The United States Department of State had in a report in 2018 noted that impunity still thrives to the extent “that it allows officials to engage in corrupt practices with a sense of exemption from punishment,” under the Buhari government. The situation has been compounded by slow prosecution of corruption cases.
At a recent round-table organised by the PACAC, Vice President Yemi Osinbajo agreed that the Buhari administration has not won the war against corruption. “We are not even slightly deluded into thinking that we have won the battle, certainly not,” the vice president, who said what the administration focused on in its first tenure, was to stop the brazen looting of public treasury.
“We are now poised to deal with the wider problem of systemic corruption, especially where the average person interacts with government,” he said.
Nigerians will wait to see how the Buhari government will deliver on this promise in the next four years.
Sustainable economic growth
While the Buhari government has been thumping its chest about its success in bringing the country out of recession, analysts contended that the economic growth, which the National Bureau of Statistics, NBS, put at about two per cent for the first quarter of 2019, is too low to reduce the number of Nigerians under poverty.
According to them, the country has to grow its economy at eight per cent annually to reduce poverty, unemployment and underemployment. Growing the economy is also necessary to generate revenue that will help the country reduce its dependence on loans. “Nigeria’s growth at two per cent is below population growth rate and employment requirements.
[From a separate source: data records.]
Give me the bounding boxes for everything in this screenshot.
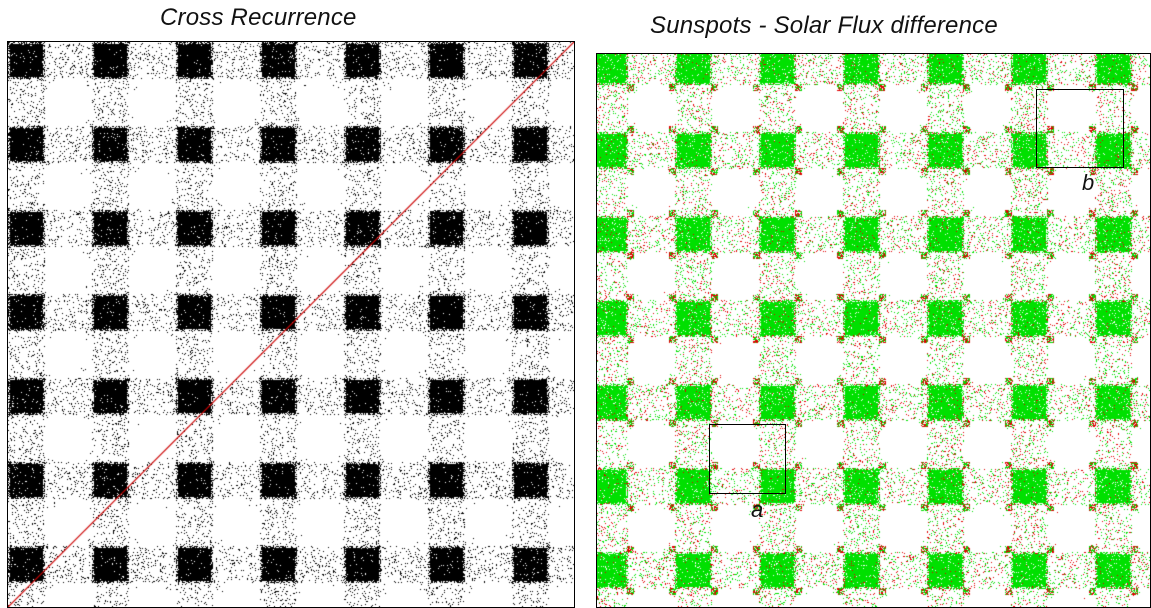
- difference-recurrence-pattern: [597, 54, 1150, 607]
- highlight-box-b: [1036, 89, 1124, 168]
- cross-recurrence-pattern: [8, 42, 574, 607]
- cross-recurrence-plot: [7, 41, 575, 608]
- difference-recurrence-plot: a b: [596, 53, 1151, 608]
- highlight-label-a: a: [751, 497, 764, 522]
- highlight-label-b: b: [1082, 170, 1095, 195]
- highlight-box-a: [709, 424, 786, 494]
- difference-plot-title: Sunspots - Solar Flux difference: [650, 12, 998, 39]
- cross-recurrence-title: Cross Recurrence: [160, 4, 357, 31]
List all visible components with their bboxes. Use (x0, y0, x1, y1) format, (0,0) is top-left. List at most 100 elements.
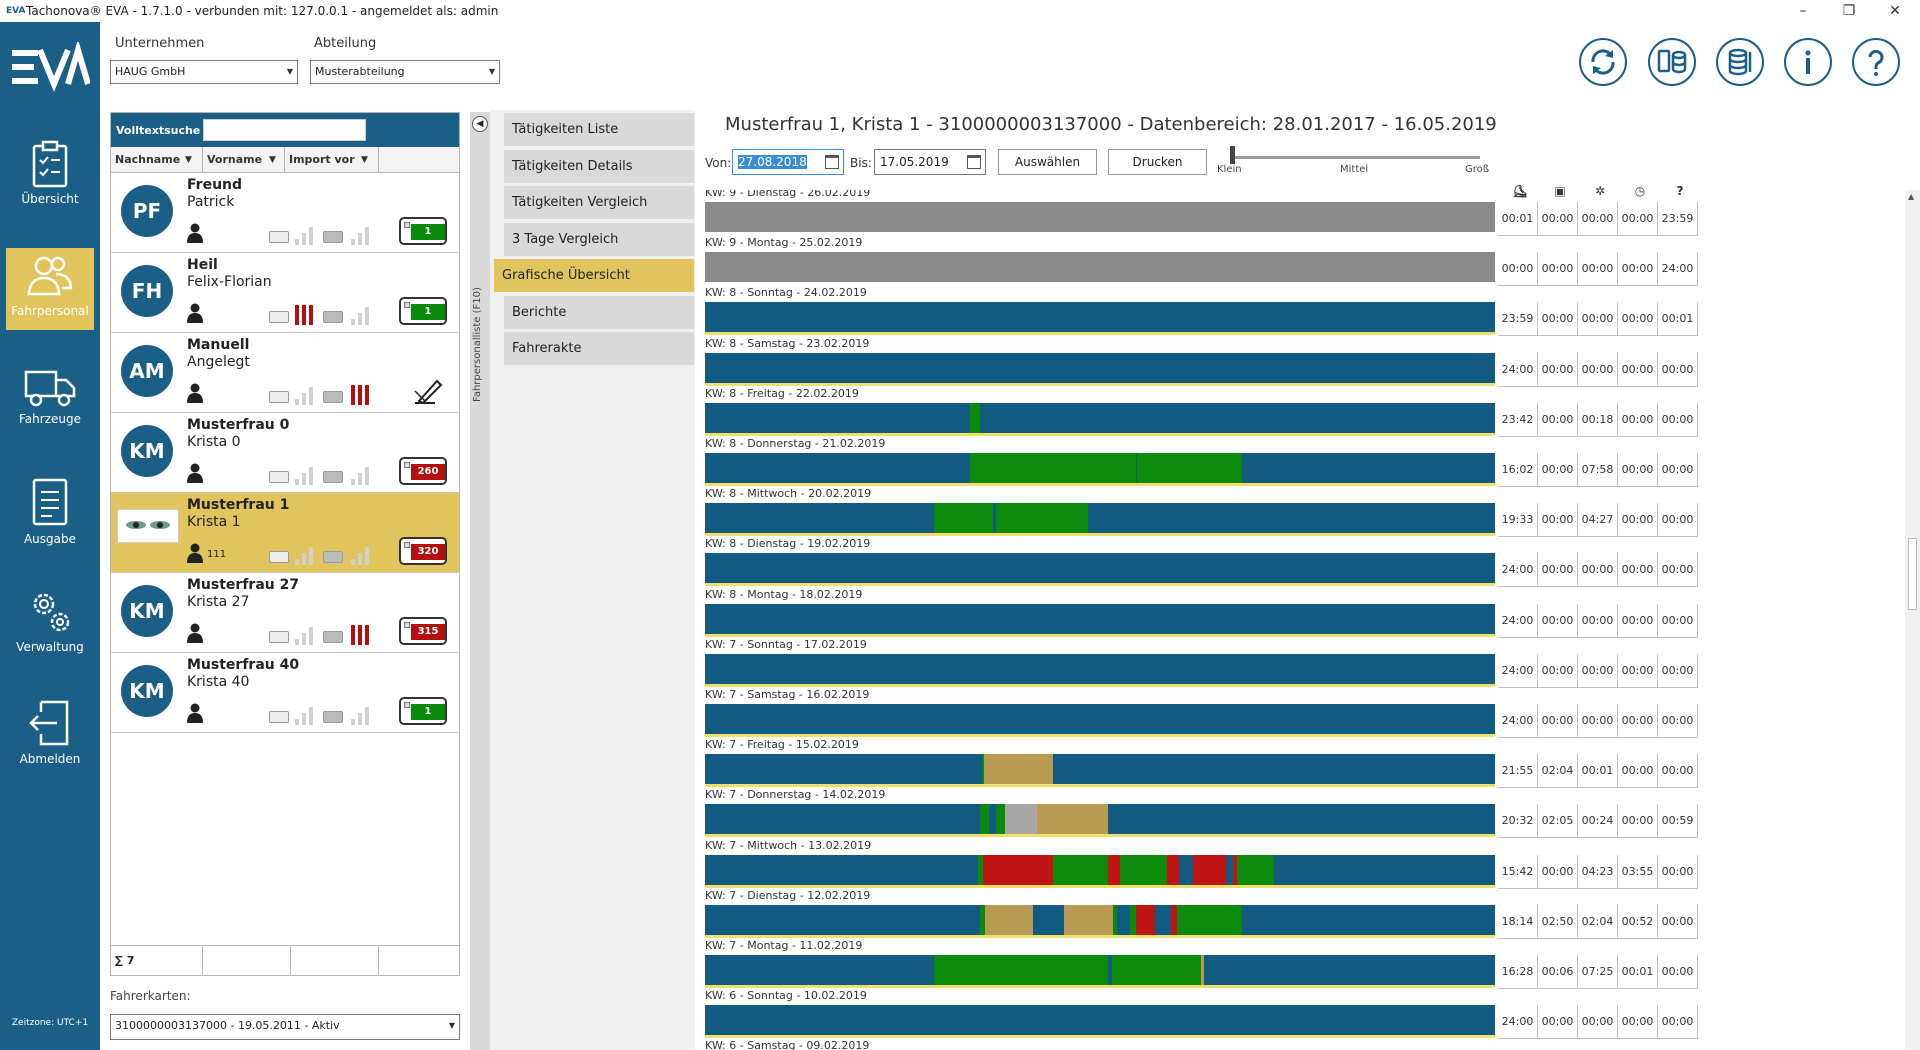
day-row: KW: 8 - Samstag - 23.02.2019 24:00 00:00 00… (705, 337, 1855, 391)
activity-segment (995, 804, 1006, 835)
person-icon (187, 623, 203, 643)
driver-row[interactable]: Musterfrau 1 Krista 1 111 320 (111, 493, 459, 573)
graphic-overview-chart[interactable]: KW: 9 - Dienstag - 26.02.2019 00:01 00:00 0… (705, 190, 1865, 1050)
day-activity-bar[interactable] (705, 854, 1495, 885)
activity-duration: 00:01 (1498, 202, 1538, 236)
window-title: Tachonova® EVA - 1.7.1.0 - verbunden mit… (26, 4, 499, 18)
maximize-button[interactable]: ❐ (1842, 3, 1856, 19)
driver-cards-value: 3100000003137000 - 19.05.2011 - Aktiv (115, 1019, 340, 1032)
day-activity-bar[interactable] (705, 202, 1495, 232)
nav-fahrzeuge[interactable]: Fahrzeuge (6, 362, 94, 444)
minimize-button[interactable]: – (1799, 3, 1807, 19)
day-activity-bar[interactable] (705, 1005, 1495, 1036)
activity-duration: 00:00 (1498, 252, 1538, 287)
activity-duration: 00:59 (1658, 804, 1698, 839)
slider-thumb[interactable] (1230, 146, 1235, 164)
fulltext-search-input[interactable] (203, 119, 366, 141)
activity-duration: 00:00 (1538, 1005, 1578, 1040)
close-button[interactable]: ✕ (1889, 3, 1901, 19)
collapse-arrow-icon[interactable]: ◀ (472, 116, 488, 132)
day-indicator-line (705, 483, 1495, 486)
tab-tätigkeiten-vergleich[interactable]: Tätigkeiten Vergleich (504, 186, 694, 219)
driver-row[interactable]: KM Musterfrau 27 Krista 27 315 (111, 573, 459, 653)
import-status-badge[interactable]: 315 (399, 617, 447, 645)
day-activity-bar[interactable] (705, 503, 1495, 534)
department-select[interactable]: Musterabteilung ▼ (310, 60, 500, 84)
filter-icon[interactable]: ▼ (269, 155, 276, 165)
scroll-up-icon[interactable]: ▲ (1908, 192, 1915, 201)
vertical-scrollbar[interactable]: ▲ (1905, 190, 1920, 1050)
day-activity-bar[interactable] (705, 754, 1495, 785)
import-status-badge[interactable]: 260 (399, 457, 447, 485)
activity-segment (1201, 955, 1205, 985)
help-button[interactable] (1852, 38, 1900, 86)
calendar-icon[interactable] (967, 155, 981, 169)
day-activity-bar[interactable] (705, 603, 1495, 634)
activity-segment (1113, 904, 1118, 935)
print-button[interactable]: Drucken (1108, 149, 1207, 175)
scrollbar-thumb[interactable] (1908, 538, 1917, 610)
tab-tätigkeiten-details[interactable]: Tätigkeiten Details (504, 149, 694, 183)
slider-track[interactable] (1230, 156, 1480, 159)
driver-number: 111 (207, 549, 227, 560)
column-header-vorname[interactable]: Vorname ▼ (203, 147, 285, 173)
activity-segment (1130, 904, 1136, 935)
day-activity-bar[interactable] (705, 553, 1495, 584)
import-status-badge[interactable]: 1 (399, 297, 447, 325)
driver-row[interactable]: KM Musterfrau 0 Krista 0 260 (111, 413, 459, 493)
sync-button[interactable] (1579, 38, 1627, 86)
activity-duration: 16:02 (1498, 453, 1538, 487)
device-database-button[interactable] (1648, 38, 1696, 86)
filter-icon[interactable]: ▼ (361, 155, 368, 165)
column-header-import-vor[interactable]: Import vor ▼ (285, 147, 379, 173)
activity-duration: 00:00 (1618, 202, 1658, 236)
day-activity-bar[interactable] (705, 252, 1495, 283)
day-activity-bar[interactable] (705, 653, 1495, 684)
activity-segment (1111, 955, 1116, 985)
day-activity-bar[interactable] (705, 804, 1495, 835)
select-button[interactable]: Auswählen (998, 149, 1097, 175)
driver-row[interactable]: KM Musterfrau 40 Krista 40 1 (111, 653, 459, 733)
driver-cards-select[interactable]: 3100000003137000 - 19.05.2011 - Aktiv ▼ (110, 1014, 460, 1040)
filter-icon[interactable]: ▼ (185, 155, 192, 165)
driver-list-collapse-strip[interactable]: ◀ Fahrpersonalliste (F10) (470, 112, 490, 1050)
nav-abmelden[interactable]: Abmelden (6, 692, 94, 774)
nav-ausgabe[interactable]: Ausgabe (6, 472, 94, 554)
day-activity-bar[interactable] (705, 453, 1495, 483)
day-activity-bar[interactable] (705, 402, 1495, 433)
zoom-slider[interactable]: Klein Mittel Groß (1217, 146, 1489, 182)
from-date-input[interactable]: 27.08.2018 (732, 149, 844, 175)
tab-grafische-übersicht[interactable]: Grafische Übersicht (494, 259, 694, 292)
tab-berichte[interactable]: Berichte (504, 295, 694, 329)
day-activity-bar[interactable] (705, 904, 1495, 935)
import-status-badge[interactable]: 1 (399, 697, 447, 725)
driver-row[interactable]: FH Heil Felix-Florian 1 (111, 253, 459, 333)
driver-row[interactable]: AM Manuell Angelegt (111, 333, 459, 413)
activity-duration: 24:00 (1498, 603, 1538, 638)
day-activity-bar[interactable] (705, 955, 1495, 985)
tab-3-tage-vergleich[interactable]: 3 Tage Vergleich (504, 222, 694, 256)
import-status-badge[interactable]: 1 (399, 217, 447, 245)
activity-duration: 00:00 (1618, 402, 1658, 437)
nav-verwaltung[interactable]: Verwaltung (6, 580, 94, 662)
day-activity-bar[interactable] (705, 352, 1495, 383)
activity-duration: 00:00 (1618, 352, 1658, 387)
info-button[interactable] (1784, 38, 1832, 86)
company-select[interactable]: HAUG GmbH ▼ (110, 60, 298, 84)
activity-duration: 00:00 (1578, 302, 1618, 337)
card-icon (269, 551, 289, 563)
day-activity-bar[interactable] (705, 704, 1495, 734)
driver-row[interactable]: PF Freund Patrick 1 (111, 173, 459, 253)
tab-tätigkeiten-liste[interactable]: Tätigkeiten Liste (504, 113, 694, 146)
manual-entry-icon[interactable] (411, 377, 443, 407)
day-activity-bar[interactable] (705, 302, 1495, 333)
column-header-nachname[interactable]: Nachname ▼ (111, 147, 203, 173)
import-status-badge[interactable]: 320 (399, 537, 447, 565)
day-indicator-line (705, 533, 1495, 537)
tab-fahrerakte[interactable]: Fahrerakte (504, 332, 694, 365)
database-list-button[interactable] (1716, 38, 1764, 86)
nav-fahrpersonal[interactable]: Fahrpersonal (6, 248, 94, 330)
calendar-icon[interactable] (825, 155, 839, 169)
nav-uebersicht[interactable]: Übersicht (6, 134, 94, 216)
to-date-input[interactable]: 17.05.2019 (874, 149, 986, 175)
Therefore, we are in a vicious cycle of poverty,” an economist and Chief Executive Officer, Financial Derivatives Company Limited, Bismarck Rewane, said.
He added that building strong institutions is key for Nigeria to achieve the desired economic growth.
“The solution is that we have to increase the injection and investment levels into the economy; this is the only way to increase output and employment. We have to increase the level of confidence to attract investments.
“The level of confidence is a function of what you do rather than what you say. Policy makers have to be more collaborative; they need to be more honest than being ambivalent and more than anything else, we have to align the goals of government, local and foreign investors, as what should be the preoccupation of the Buhari government in the next four years,” he recommended.